Washington DC is poised to elect a democratic socialist as its next mayor, on a direct collision course with Donald Trump, who has threatened to federalise the capital if voters choose a candidate he disapproves of.
With more than 60 per cent of votes counted in Tuesday’s Democratic primary, Janeese Lewis George was holding just above 50 per cent, with her main rival, former city council member Kenyan McDuffie, on 36 per cent. Because DC’s voter base is overwhelmingly Democratic — Kamala Harris won 90.3 per cent of the presidential vote there in 2024 compared to Trump’s 6.5 per cent — whoever wins the Democratic primary is effectively guaranteed to become the city’s next mayor.

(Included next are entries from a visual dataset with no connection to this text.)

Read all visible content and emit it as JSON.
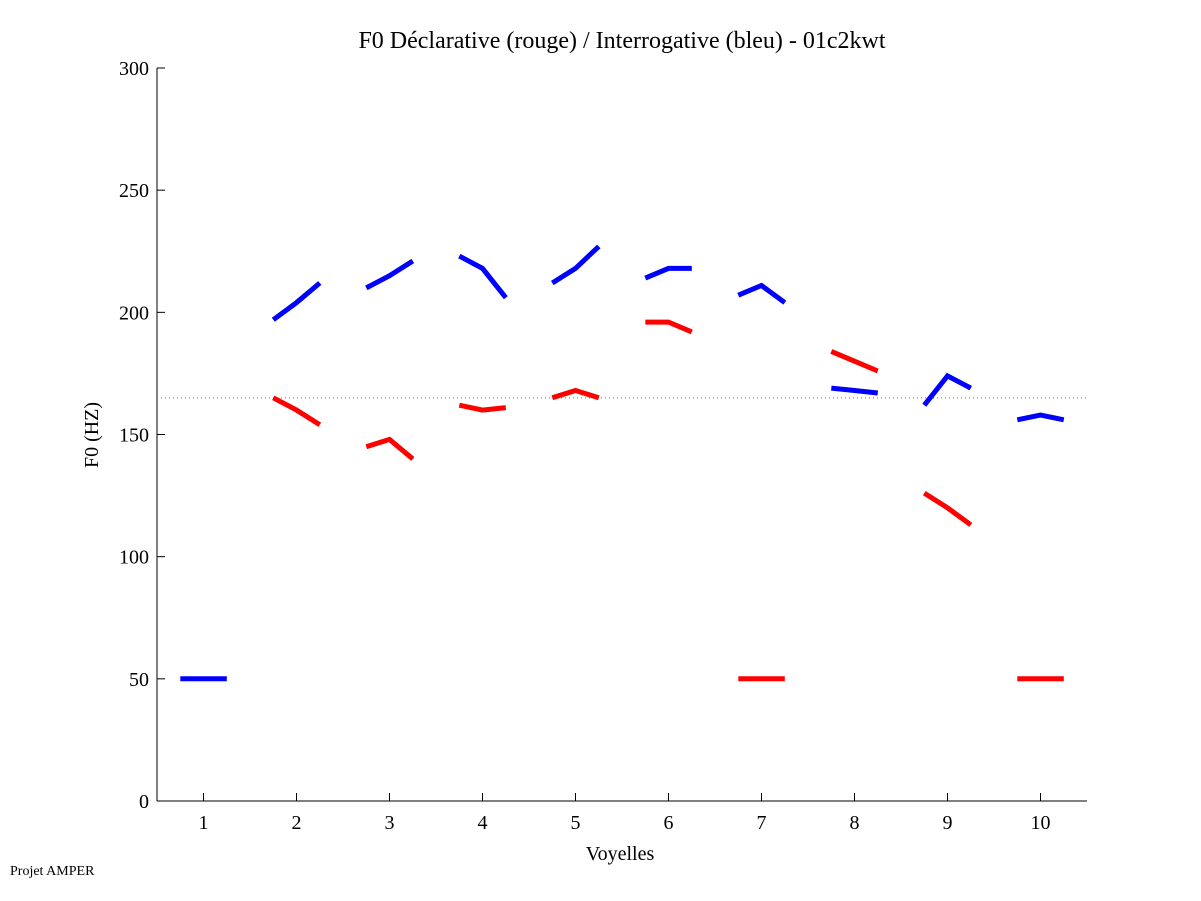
{
  "chart_data": {
    "type": "line",
    "title": "F0 Déclarative (rouge) / Interrogative (bleu) - 01c2kwt",
    "xlabel": "Voyelles",
    "ylabel": "F0 (HZ)",
    "xlim": [
      0.5,
      10.5
    ],
    "ylim": [
      0,
      300
    ],
    "xticks": [
      1,
      2,
      3,
      4,
      5,
      6,
      7,
      8,
      9,
      10
    ],
    "yticks": [
      0,
      50,
      100,
      150,
      200,
      250,
      300
    ],
    "grid": false,
    "reference_line": {
      "y": 165,
      "color": "#00c000",
      "style": "dotted"
    },
    "series": [
      {
        "color": "#0000ff",
        "segments": [
          {
            "x": 1,
            "values": [
              50,
              50,
              50
            ]
          },
          {
            "x": 2,
            "values": [
              197,
              204,
              212
            ]
          },
          {
            "x": 3,
            "values": [
              210,
              215,
              221
            ]
          },
          {
            "x": 4,
            "values": [
              223,
              218,
              206
            ]
          },
          {
            "x": 5,
            "values": [
              212,
              218,
              227
            ]
          },
          {
            "x": 6,
            "values": [
              214,
              218,
              218
            ]
          },
          {
            "x": 7,
            "values": [
              207,
              211,
              204
            ]
          },
          {
            "x": 8,
            "values": [
              169,
              168,
              167
            ]
          },
          {
            "x": 9,
            "values": [
              162,
              174,
              169
            ]
          },
          {
            "x": 10,
            "values": [
              156,
              158,
              156
            ]
          }
        ]
      },
      {
        "color": "#ff0000",
        "segments": [
          {
            "x": 2,
            "values": [
              165,
              160,
              154
            ]
          },
          {
            "x": 3,
            "values": [
              145,
              148,
              140
            ]
          },
          {
            "x": 4,
            "values": [
              162,
              160,
              161
            ]
          },
          {
            "x": 5,
            "values": [
              165,
              168,
              165
            ]
          },
          {
            "x": 6,
            "values": [
              196,
              196,
              192
            ]
          },
          {
            "x": 7,
            "values": [
              50,
              50,
              50
            ]
          },
          {
            "x": 8,
            "values": [
              184,
              180,
              176
            ]
          },
          {
            "x": 9,
            "values": [
              126,
              120,
              113
            ]
          },
          {
            "x": 10,
            "values": [
              50,
              50,
              50
            ]
          }
        ]
      }
    ]
  },
  "footer": "Projet AMPER"
}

The last Republican to hold the post was Sayles Jenks Bowen, who served from 1868 to 1870, when the party was still associated with Abraham Lincoln.
Trump made no secret of his displeasure at the prospect of a Lewis George victory. “I wouldn’t like it,” he told reporters in the Oval Office on Thursday. “Maybe we take back Washington and run it on a federal basis. We won’t put up with it.” Lewis George, speaking to supporters at the Howard Theatre on U Street — part of the historic neighbourhood known as “Black Broadway” — fired back without naming the president directly. “If there was ever any doubt, let it now be laid to rest. It is the people of DC who elect the mayor of DC,” she said to cheers.
The contest offered DC Democrats a clear ideological choice: back Lewis George, cast in the mould of New York City’s Zohran Mamdani and representing the democratic socialist wing of the party, or support McDuffie, a more moderate figure backed by business and restaurant leaders who had spent several years as an independent before re-registering as a Democrat to mount his run. They chose to take the more confrontational path.
If Lewis George holds above 50 per cent, she wins the primary outright. Should she dip below, DC’s newly implemented ranked-choice voting system will redistribute votes from less popular candidates, though she remains in a strong position regardless. Mail-in ballots postmarked by election day are still being counted, which delayed results for hours after polls closed at 8pm on Tuesday.
Any move by Trump to strip DC of its self-governance would require an act of Congress. The District of Columbia Home Rule Act of 1973 gives DC residents the right to elect a mayor and city council, but because DC is a federal district rather than a state, its residents have no representation in Congress, and Congress retains ultimate authority over local laws and the DC budget. Republicans have historically used that power to intervene on issues including abortion funding, marijuana legalisation and gun restrictions.
A DC statehood movement has grown in response, with a Democrat-led House passing a statehood bill in 2021, though it stalled in the Senate amid widespread Republican opposition — largely because statehood would all but guarantee two Democratic senators and a Democratic House member.
Outgoing mayor Muriel Bowser, who served three terms and chose not to seek a fourth, navigated a delicate relationship with the Trump administration during its second term, making concessions including paving over the large Black Lives Matter street mural on 16th Street directly in front of the White House, and praising anti-crime initiatives while criticising immigration enforcement operations. Lewis George is unlikely to take the same accommodating approach.